Want a head start? Check public examples and measurement notes in the "Measuring Codex Performance" write-up at codex.storage.
Caveats and limits
- Benchmarks drift fast. Model versions and prompt engineering change outcomes—re-run tests before you make a long-term buy decision.
- Our suite focuses on practical engineering tasks. If you care about math-heavy algorithmic contests, see targeted tests like the CodeContests report.
- Security results need human triage. False positives waste time; false negatives cost users. Use these tools to augment, not replace, security reviews.
Speed and cost trade-off
Codex's faster raw responses can reduce developer waiting time and total prompt token costs.
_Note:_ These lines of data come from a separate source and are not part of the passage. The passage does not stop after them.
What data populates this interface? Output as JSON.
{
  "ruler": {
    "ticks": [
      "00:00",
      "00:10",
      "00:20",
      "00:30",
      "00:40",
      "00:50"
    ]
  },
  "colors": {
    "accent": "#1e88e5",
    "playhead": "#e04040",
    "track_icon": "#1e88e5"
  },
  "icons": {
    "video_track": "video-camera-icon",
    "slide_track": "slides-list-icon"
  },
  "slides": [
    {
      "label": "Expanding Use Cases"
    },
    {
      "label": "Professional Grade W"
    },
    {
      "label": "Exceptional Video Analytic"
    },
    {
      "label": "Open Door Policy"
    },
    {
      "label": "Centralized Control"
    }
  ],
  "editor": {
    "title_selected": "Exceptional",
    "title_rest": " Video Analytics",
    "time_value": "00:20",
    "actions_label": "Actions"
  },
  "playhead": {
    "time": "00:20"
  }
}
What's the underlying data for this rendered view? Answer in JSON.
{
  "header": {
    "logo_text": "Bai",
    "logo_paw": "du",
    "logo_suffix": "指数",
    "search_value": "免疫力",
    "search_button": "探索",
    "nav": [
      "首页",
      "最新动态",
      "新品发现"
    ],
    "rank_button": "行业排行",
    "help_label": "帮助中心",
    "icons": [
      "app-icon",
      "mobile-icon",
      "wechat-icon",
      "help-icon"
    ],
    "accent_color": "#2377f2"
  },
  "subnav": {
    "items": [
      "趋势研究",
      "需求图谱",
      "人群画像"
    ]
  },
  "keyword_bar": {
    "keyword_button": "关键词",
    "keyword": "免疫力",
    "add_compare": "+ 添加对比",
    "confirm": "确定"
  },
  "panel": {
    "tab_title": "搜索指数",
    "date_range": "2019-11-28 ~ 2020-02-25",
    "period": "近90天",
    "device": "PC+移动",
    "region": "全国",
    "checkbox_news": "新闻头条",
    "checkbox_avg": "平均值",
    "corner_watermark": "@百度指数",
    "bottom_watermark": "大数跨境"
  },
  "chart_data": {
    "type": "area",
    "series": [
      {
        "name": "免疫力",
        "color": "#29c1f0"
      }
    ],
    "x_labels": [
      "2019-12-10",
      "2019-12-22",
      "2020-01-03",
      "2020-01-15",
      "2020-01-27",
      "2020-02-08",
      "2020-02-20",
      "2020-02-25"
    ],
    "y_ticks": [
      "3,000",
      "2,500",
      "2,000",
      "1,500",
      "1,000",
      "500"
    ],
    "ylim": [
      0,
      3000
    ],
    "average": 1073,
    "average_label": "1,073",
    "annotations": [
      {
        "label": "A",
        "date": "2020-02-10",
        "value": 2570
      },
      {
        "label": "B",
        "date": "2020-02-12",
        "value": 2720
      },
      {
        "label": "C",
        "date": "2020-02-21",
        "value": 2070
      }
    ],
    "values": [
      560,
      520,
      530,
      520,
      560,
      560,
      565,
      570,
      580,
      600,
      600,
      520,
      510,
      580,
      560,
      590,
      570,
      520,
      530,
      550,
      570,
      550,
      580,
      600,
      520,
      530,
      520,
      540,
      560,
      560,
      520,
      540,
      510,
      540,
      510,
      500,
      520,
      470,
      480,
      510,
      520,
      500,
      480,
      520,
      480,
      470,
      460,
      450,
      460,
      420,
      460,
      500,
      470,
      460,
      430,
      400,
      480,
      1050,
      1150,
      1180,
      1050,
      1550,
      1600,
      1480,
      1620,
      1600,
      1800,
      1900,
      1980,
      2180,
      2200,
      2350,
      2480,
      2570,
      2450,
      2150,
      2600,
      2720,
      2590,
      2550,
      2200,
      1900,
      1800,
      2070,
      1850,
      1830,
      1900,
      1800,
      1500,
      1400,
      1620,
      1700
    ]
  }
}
But Claude Code's higher first-pass correctness can lower iteration overhead. Track both API cost and developer time when evaluating ROI.
What we recommend for teams
- Start with a two-week pilot comparing both models on 20 tasks from your backlog.
- Measure both machine metrics (test pass rate, latency) and human metrics (time to merge, number of prompt edits).
- Lock around the tool that reduces total cycle time for your team, not just raw model accuracy.
Further reading and sources
- OpenAI introducing Codex
- OpenAI upgrades to Codex
- ApiDog comparison of Claude Code and Codex
- Measuring Codex performance
- STEPWISE-CODEX-Bench paper
Wrap-up
What changed: we ran a mixed, reproducible benchmark and compared correctness, speed, security, and developer cost. Result: Claude Code is stronger on deep reasoning and recall; Codex is faster and fits agentic, IDE-driven workflows better. Next step: run the small pilot playbook above on your own backlog and use the public repo to reproduce our tests.
Quick call to action: Run one real ticket through both models this week and measure time to merge. You’ll get your answer in less than a day.